Notre amie monta à sa chambre. Elle pensait à la fleur qui porte son nom. Dehors, le soleil illuminait le ciel bleu et le printemps colorait le jardin de vert, de jaune et de bleu.

-J'aimerais aller chercher une fleur Juliette, lança tout haut la fillette vers les oiseaux qui chantaient dans la haie au fond du jardin. Je l'offrirais à mon papa.


Quelques minutes plus tard, on frappa à la fenêtre de notre amie.

-Toc, toc, toc.

Elle courut voir. Un pic vert! Posé sur l'appui de fenêtre, il martelait la vitre avec son bec pointu.

-Tu veux aller cueillir une fleur Juliette, paraît-il ? Viens avec moi. Je vais te conduire chez un ami qui pourra te mener vers un jardin où on en trouve.

La fillette fit un grand sourire. Le temps de mettre ses petites chaussures de toile blanche, elle courut dans l'escalier, ouvrit la porte de la cuisine et entra au jardin. Elle suivit l'oiseau.

Le pic vert s'arrêta près de la barrière en bois, au fond de la prairie aux fleurs. Un papillon jaune à lignes bleues, posé sur un coquelicot rouge attendait.

-Suis-le, dit l'oiseau.

-Merci, fit Juliette en souriant. À tantôt.
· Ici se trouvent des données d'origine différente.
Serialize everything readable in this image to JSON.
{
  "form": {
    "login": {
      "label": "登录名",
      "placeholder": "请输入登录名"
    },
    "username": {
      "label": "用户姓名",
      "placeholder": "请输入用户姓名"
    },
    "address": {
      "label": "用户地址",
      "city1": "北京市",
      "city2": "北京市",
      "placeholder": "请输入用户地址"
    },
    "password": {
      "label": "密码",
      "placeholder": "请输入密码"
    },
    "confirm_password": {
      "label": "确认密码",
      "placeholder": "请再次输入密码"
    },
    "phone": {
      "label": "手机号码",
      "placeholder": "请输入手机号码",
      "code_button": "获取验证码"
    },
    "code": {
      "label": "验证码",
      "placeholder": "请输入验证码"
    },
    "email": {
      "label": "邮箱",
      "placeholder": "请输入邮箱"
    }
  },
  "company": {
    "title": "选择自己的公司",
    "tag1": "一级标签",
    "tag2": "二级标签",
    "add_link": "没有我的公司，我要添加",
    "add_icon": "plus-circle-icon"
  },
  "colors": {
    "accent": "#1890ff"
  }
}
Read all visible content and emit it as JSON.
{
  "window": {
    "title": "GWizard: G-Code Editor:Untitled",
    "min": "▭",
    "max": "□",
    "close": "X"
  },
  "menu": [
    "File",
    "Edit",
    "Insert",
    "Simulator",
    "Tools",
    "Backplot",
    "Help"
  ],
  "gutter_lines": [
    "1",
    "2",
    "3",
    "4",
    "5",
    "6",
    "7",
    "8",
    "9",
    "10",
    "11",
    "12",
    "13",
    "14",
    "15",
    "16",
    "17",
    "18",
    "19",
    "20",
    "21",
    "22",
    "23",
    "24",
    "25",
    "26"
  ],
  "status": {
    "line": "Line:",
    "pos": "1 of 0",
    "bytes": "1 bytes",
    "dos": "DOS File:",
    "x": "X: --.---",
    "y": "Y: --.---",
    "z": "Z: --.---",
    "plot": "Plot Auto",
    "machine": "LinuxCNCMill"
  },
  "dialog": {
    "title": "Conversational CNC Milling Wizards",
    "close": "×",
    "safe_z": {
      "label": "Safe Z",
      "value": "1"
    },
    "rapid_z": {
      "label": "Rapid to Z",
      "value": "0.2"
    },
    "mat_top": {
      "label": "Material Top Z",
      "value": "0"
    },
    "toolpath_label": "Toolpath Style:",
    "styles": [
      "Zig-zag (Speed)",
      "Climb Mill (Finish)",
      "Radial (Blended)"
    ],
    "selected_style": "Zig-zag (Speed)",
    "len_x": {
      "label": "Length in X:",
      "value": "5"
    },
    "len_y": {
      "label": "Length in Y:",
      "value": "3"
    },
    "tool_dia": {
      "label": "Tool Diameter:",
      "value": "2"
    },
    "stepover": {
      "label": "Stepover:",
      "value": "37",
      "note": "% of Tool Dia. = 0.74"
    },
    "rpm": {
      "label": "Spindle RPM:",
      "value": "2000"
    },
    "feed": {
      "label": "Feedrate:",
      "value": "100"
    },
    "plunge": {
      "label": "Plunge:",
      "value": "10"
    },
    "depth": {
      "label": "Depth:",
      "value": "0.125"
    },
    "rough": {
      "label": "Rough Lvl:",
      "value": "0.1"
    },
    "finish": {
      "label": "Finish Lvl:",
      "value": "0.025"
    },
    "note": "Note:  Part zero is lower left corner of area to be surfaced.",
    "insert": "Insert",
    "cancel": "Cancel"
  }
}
Le papillon ne volait pas droit. Il allait de gauche à droite, au gré du vent, sous la lumière du soleil. Parfois il se posait un instant sur une fleur, parfois sur une autre.

Notre amie marchait derrière lui, allant elle aussi en zigzag, mais toujours plus loin le long de la lisière du bois.

Tout à coup, elle entendit l'appel d'un coucou. Cela venait d'un grand arbre, au coin de la forêt.

Le papillon s'approcha, toujours en voltigeant, et en fit deux fois le tour. Puis il disparut.

Le coucou s'envola, quittant sa branche, et se plaça près de la fillette un instant, comme pour lui dire :

-Viens avec moi. Je t'emmène vers la fleur que tu cherches.


Notre amie accompagna l'oiseau. Elle ne le voyait plus, mais elle entendait son cri.

-Coucou, coucou, coucou...

Il le répétait sans cesse en s'enfonçant toujours plus loin vers le milieu des bois.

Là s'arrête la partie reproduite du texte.